I have to say it’s been interesting watching the political process for the past 18+ months. For me, it started with Senator Baucus’s “Call to Action” white paper on what he believed would be the essential elements of healthcare reform and Tom Daschle’s book “Critical: What we can do about the Healthcare Crisis” (remember that guy? Ever wonder what the process would have been like if he had become Secretary of Health and Human Services instead of Sebelius?). These works were meant to be base cases worthy of being a jumping-off point for discussions. The Baucus paper was released November 12, 2008, and the book was released in 2008. For some Democrats, this saga started in 1993 when the Clintons attempted to tackle healthcare reform. For the historical buffs, the start date could be pinned with 1965’s social security act (the creation of Medicare and thus the ever-present looming tweaks to the system) or even earlier (Obama frequently cites Teddy Roosevelt).
Obama’s 2009 budget helped to kick-start the great healthcare debate, which has gone from bipartisan Senate Finance committee talks, to reconciliation threats, to August town halls, to House and Senate passages, to Scott Brown’s election, to where we are today.
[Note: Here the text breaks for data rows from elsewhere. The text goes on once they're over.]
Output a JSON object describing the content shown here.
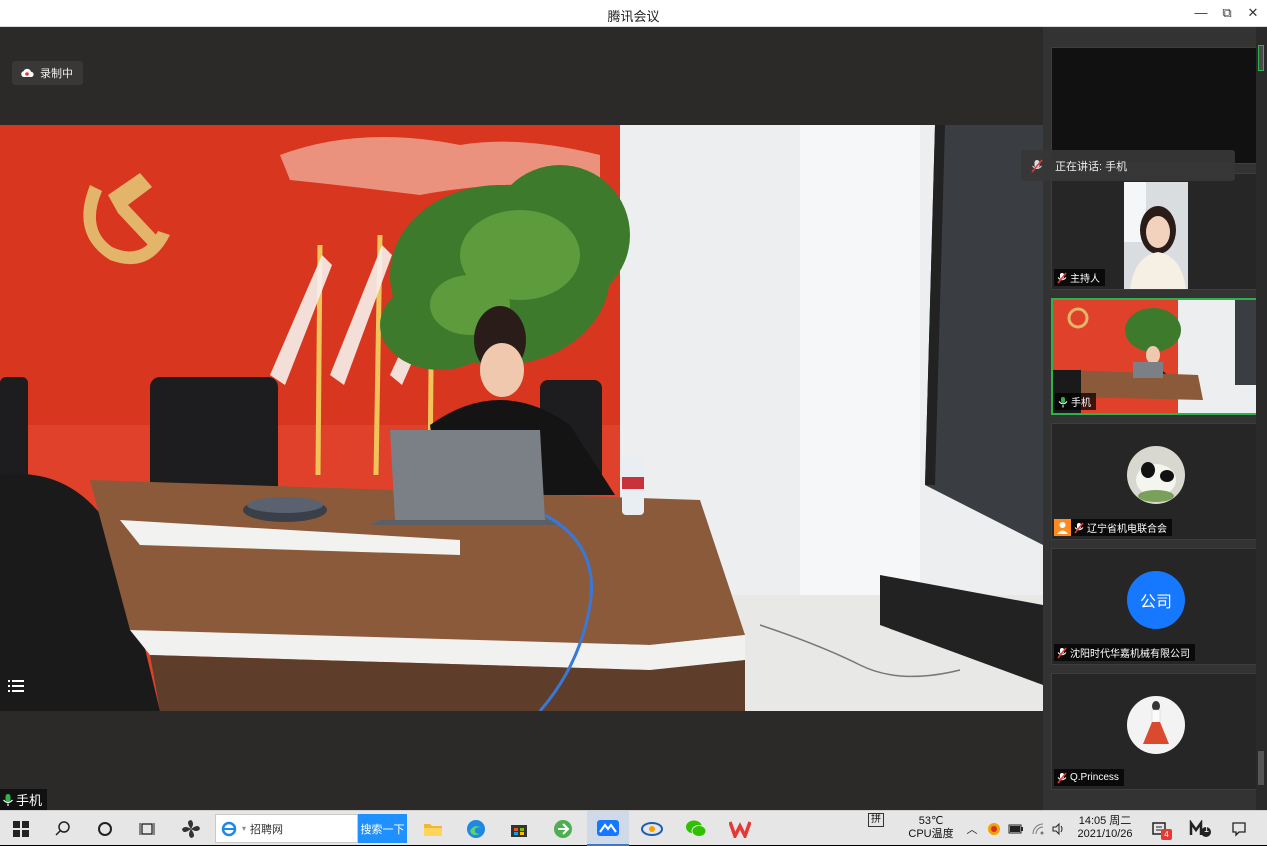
{
  "app": {
    "title": "腾讯会议"
  },
  "window_controls": {
    "minimize": "—",
    "restore": "⧉",
    "close": "✕"
  },
  "recording": {
    "label": "录制中"
  },
  "speaking_toast": {
    "label": "正在讲话: 手机"
  },
  "self_view": {
    "label": "手机"
  },
  "participants": [
    {
      "name": "",
      "type": "video-off"
    },
    {
      "name": "主持人",
      "type": "video"
    },
    {
      "name": "手机",
      "type": "video",
      "active": true
    },
    {
      "name": "辽宁省机电联合会",
      "type": "avatar-photo"
    },
    {
      "name": "沈阳时代华嘉机械有限公司",
      "type": "avatar-text",
      "avatar_text": "公司"
    },
    {
      "name": "Q.Princess",
      "type": "avatar-photo"
    }
  ],
  "taskbar": {
    "search_text": "招聘网",
    "search_button": "搜索一下",
    "ime": "拼",
    "temperature": "53℃",
    "temperature_label": "CPU温度",
    "time": "14:05 周二",
    "date": "2021/10/26",
    "notification_count": "4",
    "app_badge": "1"
  },
  "colors": {
    "accent_green": "#2fb24c",
    "avatar_blue": "#1677ff",
    "taskbar": "#e6e6e6"
  }
}
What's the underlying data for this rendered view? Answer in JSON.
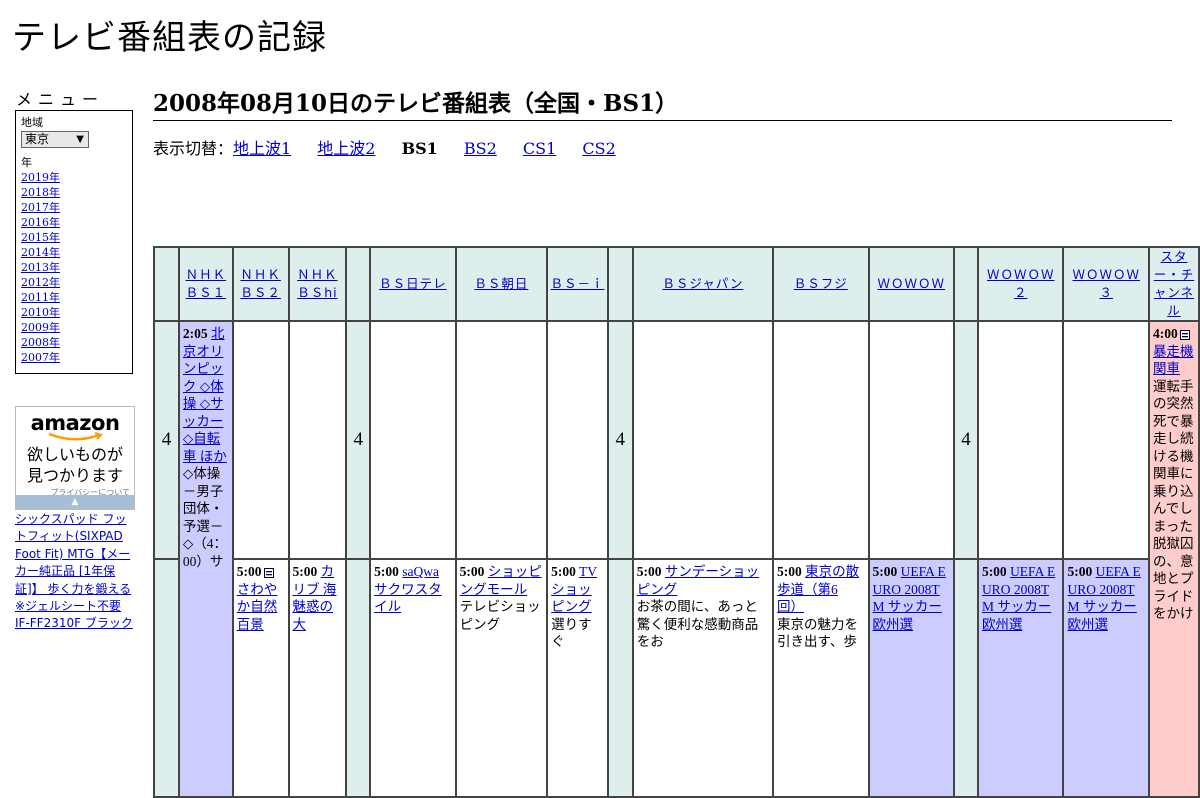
{
  "site": {
    "title": "テレビ番組表の記録"
  },
  "menu": {
    "title": "メニュー",
    "region_label": "地域",
    "region_selected": "東京",
    "year_label": "年",
    "years": [
      "2019年",
      "2018年",
      "2017年",
      "2016年",
      "2015年",
      "2014年",
      "2013年",
      "2012年",
      "2011年",
      "2010年",
      "2009年",
      "2008年",
      "2007年"
    ]
  },
  "ad": {
    "logo": "amazon",
    "tagline_1": "欲しいものが",
    "tagline_2": "見つかります",
    "privacy": "プライバシーについて",
    "product": "シックスパッド フットフィット(SIXPAD Foot Fit) MTG【メーカー純正品 [1年保証]】 歩く力を鍛える ※ジェルシート不要 IF-FF2310F ブラック"
  },
  "page": {
    "heading": "2008年08月10日のテレビ番組表（全国・BS1）"
  },
  "switch": {
    "label": "表示切替：",
    "links": [
      "地上波1",
      "地上波2",
      "BS2",
      "CS1",
      "CS2"
    ],
    "current": "BS1"
  },
  "channels": [
    "ＮＨＫＢＳ１",
    "ＮＨＫＢＳ２",
    "ＮＨＫ ＢＳhi",
    "ＢＳ日テレ",
    "ＢＳ朝日",
    "ＢＳ－ｉ",
    "ＢＳジャパン",
    "ＢＳフジ",
    "ＷＯＷＯＷ",
    "ＷＯＷＯＷ２",
    "ＷＯＷＯＷ３",
    "スター・チャンネル"
  ],
  "hour": "4",
  "programs": {
    "nhkbs1_205": {
      "time": "2:05",
      "title": "北京オリンピック ◇体操 ◇サッカー ◇自転車 ほか",
      "desc": "◇体操 －男子団体・予選－ ◇（4：00）サ"
    },
    "nhkbs2_500": {
      "time": "5:00",
      "title": "さわやか自然百景"
    },
    "bshi_500": {
      "time": "5:00",
      "title": "カリブ 海 魅惑の大"
    },
    "bsntv_500": {
      "time": "5:00",
      "title": "saQwa サクワスタイル"
    },
    "bsasahi_500": {
      "time": "5:00",
      "title": "ショッピングモール",
      "desc": "テレビショッピング"
    },
    "bsi_500": {
      "time": "5:00",
      "title": "TVショッピング",
      "desc": "選りすぐ"
    },
    "bsjapan_500": {
      "time": "5:00",
      "title": "サンデーショッピング",
      "desc": "お茶の間に、あっと驚く便利な感動商品をお"
    },
    "bsfuji_500": {
      "time": "5:00",
      "title": "東京の散歩道（第6回）",
      "desc": "東京の魅力を引き出す、歩"
    },
    "wowow_500": {
      "time": "5:00",
      "title": "UEFA EURO 2008TM サッカー欧州選"
    },
    "wowow2_500": {
      "time": "5:00",
      "title": "UEFA EURO 2008TM サッカー欧州選"
    },
    "wowow3_500": {
      "time": "5:00",
      "title": "UEFA EURO 2008TM サッカー欧州選"
    },
    "star_400": {
      "time": "4:00",
      "title": "暴走機関車",
      "desc": "運転手の突然死で暴走し続ける機関車に乗り込んでしまった脱獄囚の、意地とプライドをかけ"
    }
  }
}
It’s been a winding journey, and I do feel we are nearing the final forks in the road.
Scott Brown’s election in Massachusetts to take over Ted Kennedy’s seat brought the healthcare reform bill to a screeching halt. The House had previously passed their version of the healthcare bill. The Senate had passed their own version as well. As the legislative process dictates, the two arms of Congress were hammering out compromises in conference committee when the Republicans gained this seat. Normally, a single bill comes out of conference committee and both the House and Senate pass it again to send it to the President. In this instance, with only 59 Democrats remaining, the Senate would be unable to pass the bill again, so suddenly the options became limited.
1) The House can pass the Senate version as-is, without any amendments. This requires 216 House votes
2) The House passes the Senate version as-is, without any amendments and both the House and Senate pass another bill (via reconciliation) to incorporate all the changes they would have made. This requires 216 House votes and 50 Senate votes.
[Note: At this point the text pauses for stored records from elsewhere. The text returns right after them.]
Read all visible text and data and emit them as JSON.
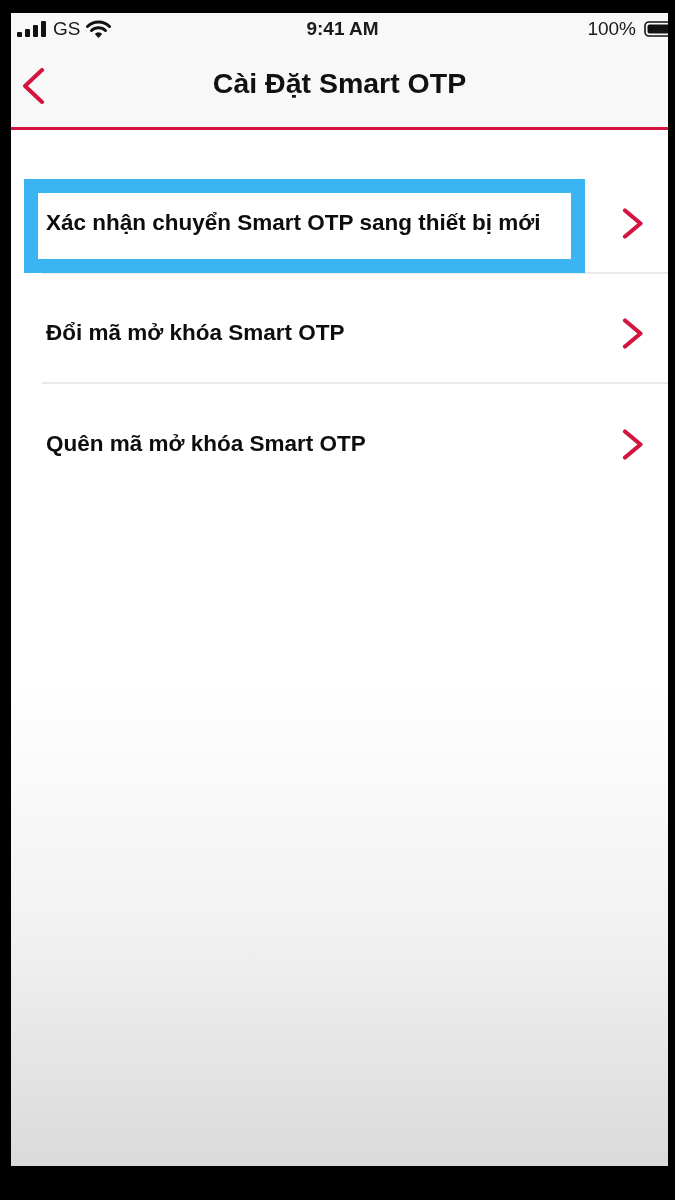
{
  "status_bar": {
    "carrier": "GS",
    "time": "9:41 AM",
    "battery": "100%"
  },
  "nav_bar": {
    "title": "Cài Đặt Smart OTP"
  },
  "menu_items": [
    {
      "label": "Xác nhận chuyển Smart OTP sang thiết bị mới",
      "highlighted": true
    },
    {
      "label": "Đổi mã mở khóa Smart OTP",
      "highlighted": false
    },
    {
      "label": "Quên mã mở khóa Smart OTP",
      "highlighted": false
    }
  ]
}
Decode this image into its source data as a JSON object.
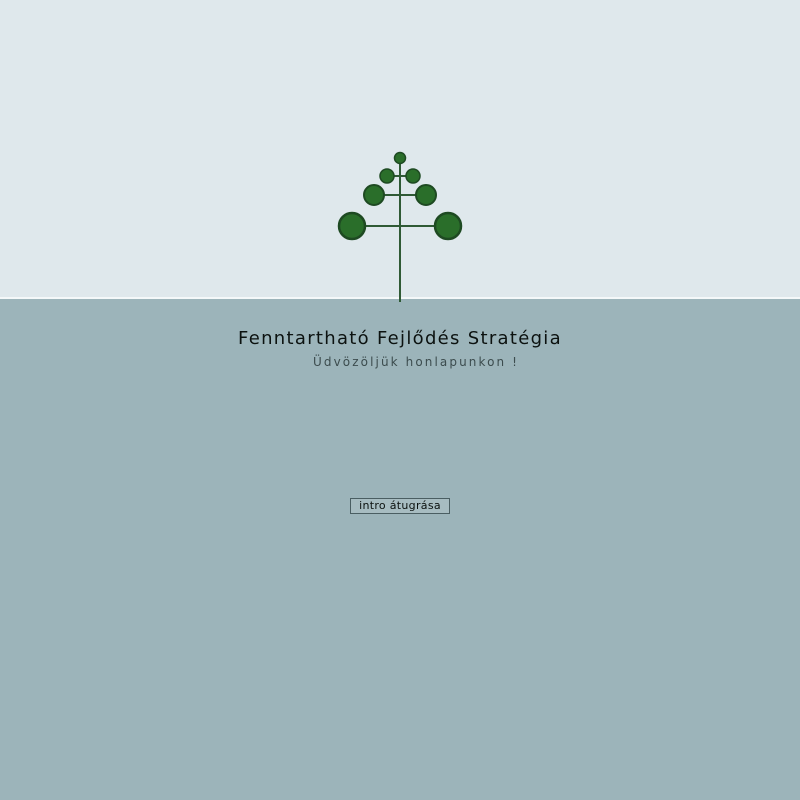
{
  "site": {
    "title": "Fenntartható Fejlődés Stratégia",
    "welcome": "Üdvözöljük honlapunkon !"
  },
  "actions": {
    "skip_intro_label": "intro átugrása"
  },
  "colors": {
    "top_background": "#dfe8ec",
    "bottom_background": "#9cb4ba",
    "logo_green": "#2a6e2a",
    "logo_outline": "#1e4a22"
  },
  "icons": {
    "logo": "tree-icon"
  }
}
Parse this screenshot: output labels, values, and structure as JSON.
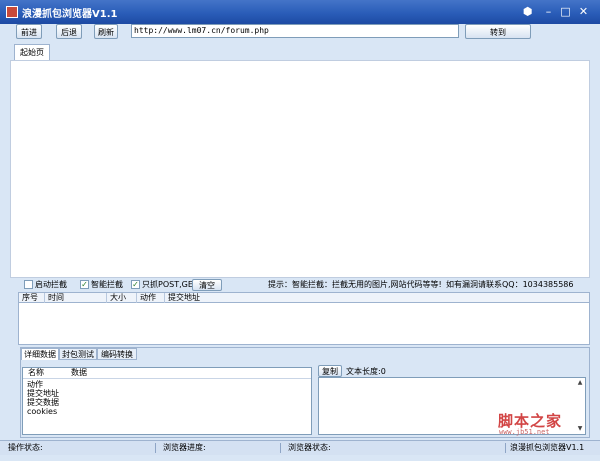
{
  "window": {
    "title": "浪漫抓包浏览器V1.1",
    "controls": {
      "minimize": "–",
      "maximize": "□",
      "close": "✕"
    }
  },
  "toolbar": {
    "back_label": "前进",
    "forward_label": "后退",
    "refresh_label": "刷新",
    "url_value": "http://www.lm07.cn/forum.php",
    "go_label": "转到"
  },
  "tabs": {
    "home": "起始页"
  },
  "options": {
    "start_intercept": "启动拦截",
    "smart_intercept": "智能拦截",
    "only_post_get": "只抓POST,GET",
    "clear_label": "清空",
    "tip": "提示：智能拦截：拦截无用的图片,网站代码等等!",
    "contact": "如有漏洞请联系QQ：1034385586",
    "start_checked": false,
    "smart_checked": true,
    "postget_checked": true
  },
  "grid": {
    "columns": [
      "序号",
      "时间",
      "大小",
      "动作",
      "提交地址"
    ]
  },
  "detail": {
    "tabs": [
      "详细数据",
      "封包测试",
      "编码转换"
    ],
    "columns": [
      "名称",
      "数据"
    ],
    "items": [
      "动作",
      "提交地址",
      "提交数据",
      "cookies"
    ],
    "copy_label": "复制",
    "text_length_label": "文本长度:0"
  },
  "status": {
    "operation": "操作状态:",
    "progress": "浏览器进度:",
    "browser_state": "浏览器状态:",
    "app_name": "浪漫抓包浏览器V1.1"
  },
  "watermark": {
    "main": "脚本之家",
    "url": "www.jb51.net"
  },
  "colors": {
    "titlebar": "#2a5db8",
    "window_bg": "#d9e6f5",
    "accent": "#7f9db9"
  }
}
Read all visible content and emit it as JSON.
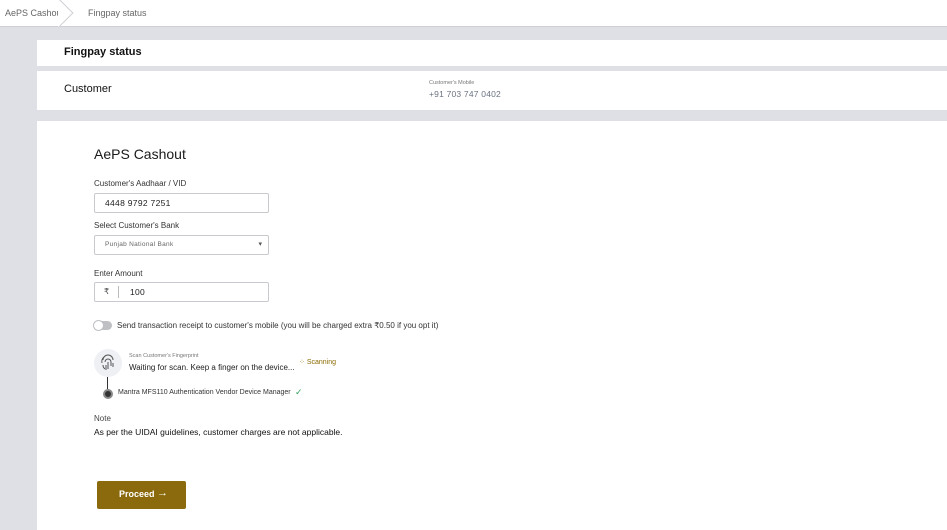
{
  "breadcrumb": {
    "items": [
      "AePS Cashout",
      "Fingpay status"
    ]
  },
  "status_panel": {
    "title": "Fingpay status"
  },
  "customer_panel": {
    "title": "Customer",
    "mobile_label": "Customer's Mobile",
    "mobile_value": "+91 703 747 0402"
  },
  "form": {
    "title": "AePS Cashout",
    "aadhaar": {
      "label": "Customer's Aadhaar / VID",
      "value": "4448 9792 7251"
    },
    "bank": {
      "label": "Select Customer's Bank",
      "value": "Punjab National Bank"
    },
    "amount": {
      "label": "Enter Amount",
      "currency": "₹",
      "value": "100"
    },
    "receipt_toggle": {
      "label": "Send transaction receipt to customer's mobile (you will be charged extra ₹0.50 if you opt it)",
      "on": false
    },
    "fingerprint": {
      "label": "Scan Customer's Fingerprint",
      "status_text": "Waiting for scan. Keep a finger on the device...",
      "state": "Scanning",
      "device": "Mantra MFS110 Authentication Vendor Device Manager"
    },
    "note": {
      "label": "Note",
      "text": "As per the UIDAI guidelines, customer charges are not applicable."
    },
    "proceed_label": "Proceed"
  },
  "colors": {
    "accent": "#8a6a0c",
    "success": "#2e9e5b",
    "background": "#dfe0e6"
  },
  "icons": {
    "fingerprint": "fingerprint-icon",
    "scanning": "spinner-icon",
    "check": "check-icon",
    "arrow": "arrow-right-icon",
    "chevron": "chevron-down-icon"
  }
}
3) Start over. This requires 216 House votes and 60 Senate votes.
The finals steps began with Obama’s healthcare summit on February 25th, 2010. It was meant to be a bipartisan conversation between Democrats and Republicans to push the legislation forward. It was televised on cspan, and all 6.5 excruciating hours are available on the web (AM Session and the PM Session) for those that enjoy mind-numbing pain. Both sides made a couple good points, but they were few and very far between, and I found the demeanor and points of some members of each party to be saddening. Right now though, healthcare reform is stuck in an odd catch-22. Option 3 (start over) has been pulled off the table by Democratic leaders, including Obama. Option 1 (House pass the Senate version only) is untenable for some House members whether that has to do with abortion language (Bart Stupak), pork barrel spending (“Cornhusker kickback,” “Louisiana Purchase,” or the “Florida carve-out”), or reelection fears (Dems in Republican districts). So that leaves Option 2 – the Senate version with a sidecar of amendments. With 216 remaining Democrats who voted “yes” for the House-version of the healthcare bill, Democrats are walking a very fine line as to whether or not they can pass healthcare legislation.
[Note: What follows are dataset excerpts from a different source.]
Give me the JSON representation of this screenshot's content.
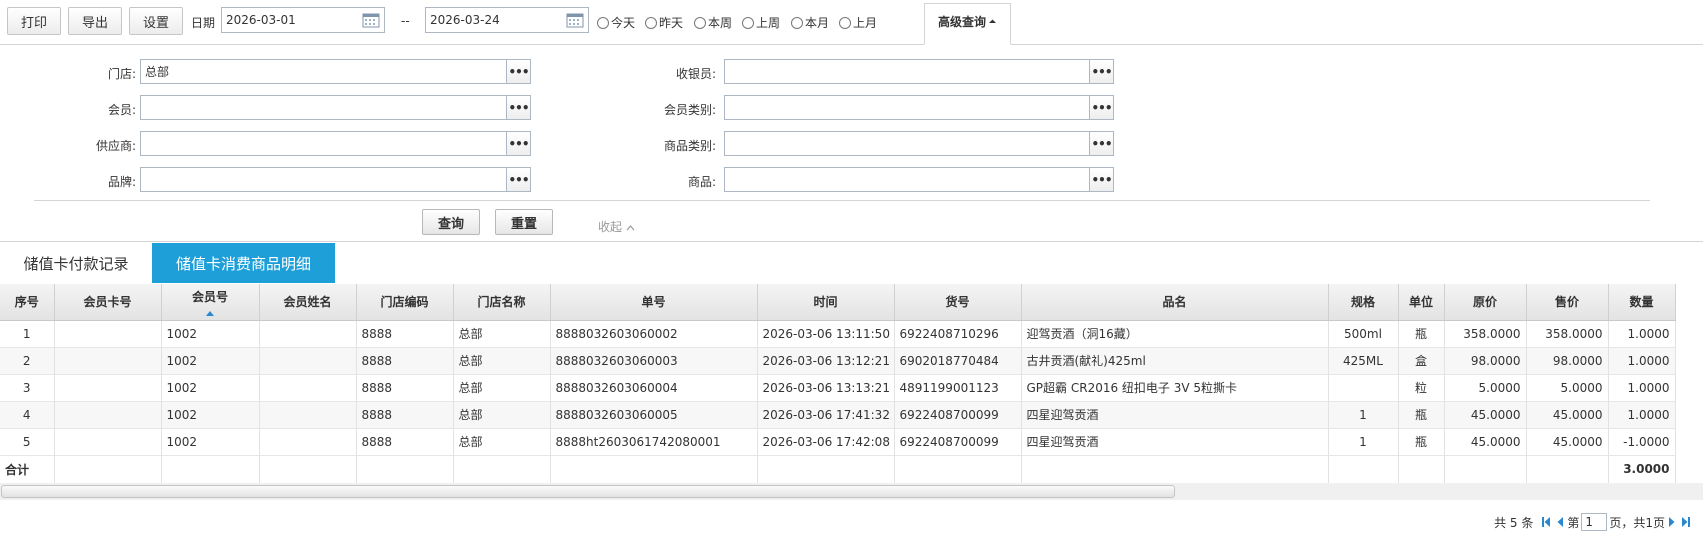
{
  "toolbar": {
    "print": "打印",
    "export": "导出",
    "settings": "设置",
    "date_label": "日期",
    "date_from": "2026-03-01",
    "date_sep": "--",
    "date_to": "2026-03-24",
    "quick_ranges": [
      "今天",
      "昨天",
      "本周",
      "上周",
      "本月",
      "上月"
    ],
    "advanced": "高级查询"
  },
  "filters": {
    "store_label": "门店:",
    "store_value": "总部",
    "cashier_label": "收银员:",
    "member_label": "会员:",
    "member_type_label": "会员类别:",
    "supplier_label": "供应商:",
    "goods_type_label": "商品类别:",
    "brand_label": "品牌:",
    "goods_label": "商品:",
    "more": "•••",
    "query": "查询",
    "reset": "重置",
    "collapse": "收起"
  },
  "tabs": [
    "储值卡付款记录",
    "储值卡消费商品明细"
  ],
  "grid": {
    "columns": [
      "序号",
      "会员卡号",
      "会员号",
      "会员姓名",
      "门店编码",
      "门店名称",
      "单号",
      "时间",
      "货号",
      "品名",
      "规格",
      "单位",
      "原价",
      "售价",
      "数量"
    ],
    "rows": [
      [
        "1",
        "",
        "1002",
        "",
        "8888",
        "总部",
        "8888032603060002",
        "2026-03-06 13:11:50",
        "6922408710296",
        "迎驾贡酒（洞16藏）",
        "500ml",
        "瓶",
        "358.0000",
        "358.0000",
        "1.0000"
      ],
      [
        "2",
        "",
        "1002",
        "",
        "8888",
        "总部",
        "8888032603060003",
        "2026-03-06 13:12:21",
        "6902018770484",
        "古井贡酒(献礼)425ml",
        "425ML",
        "盒",
        "98.0000",
        "98.0000",
        "1.0000"
      ],
      [
        "3",
        "",
        "1002",
        "",
        "8888",
        "总部",
        "8888032603060004",
        "2026-03-06 13:13:21",
        "4891199001123",
        "GP超霸 CR2016 纽扣电子 3V 5粒撕卡",
        "",
        "粒",
        "5.0000",
        "5.0000",
        "1.0000"
      ],
      [
        "4",
        "",
        "1002",
        "",
        "8888",
        "总部",
        "8888032603060005",
        "2026-03-06 17:41:32",
        "6922408700099",
        "四星迎驾贡酒",
        "1",
        "瓶",
        "45.0000",
        "45.0000",
        "1.0000"
      ],
      [
        "5",
        "",
        "1002",
        "",
        "8888",
        "总部",
        "8888ht2603061742080001",
        "2026-03-06 17:42:08",
        "6922408700099",
        "四星迎驾贡酒",
        "1",
        "瓶",
        "45.0000",
        "45.0000",
        "-1.0000"
      ]
    ],
    "total_label": "合计",
    "total_qty": "3.0000"
  },
  "pager": {
    "total": "共 5 条",
    "page_prefix": "第",
    "page_value": "1",
    "page_suffix": "页，共1页"
  }
}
Reconciliation is a tricky beast. Originally conceived as a way to hasten budget cuts, it limits its scope to budgetary matters only. Unfortunately, the tool has been perverted and abused by both parties to pass legislation with only a simple majority rather than the usual 60 votes it takes in the Senate. Ignoring whether or not you believe reconciliation can or should be used as part of the healthcare reform process, there are at least 2 main issues that Democrats are coming to grips with.
1) No one is sure what is permissible through reconciliation. One example of an issue that is NOT permissible is abortion funding. This obviously creates some issues for someone like Stupak who has openly stated that he can not vote yes on the existing Senate language regarding abortions. For him, he needs assurance that these provisions will be changed when it’s all said and done.
2) There is a large distrust between the House and Senate chambers. It is probable that the House must vote on the Senate bill before taking up the sidecar bill (ie. a bill must be law before another bill can be written to amend the law). The big fear for House members is that they pass the Senate version, and then the Senate fails to pass the sidecar bill, which means House members are stuck without their changes.
3) A litany of other issues that include Medicare Advantage cuts , Medicaid funding, controlling costs, and other items.
As our lawmakers tussle with the best course of action, I think it’s fair to say that politics and the political process have overtaken policy issues at this point. There’s a soft deadline to move this legislation forward in the next week or two. As of Tuesday 9:00PM ET March 16th, that means a House vote on Saturday. We’ll see what happens though. I salute anyone with the fortitude to continue following the politics of healthcare reform. It’s been a long March.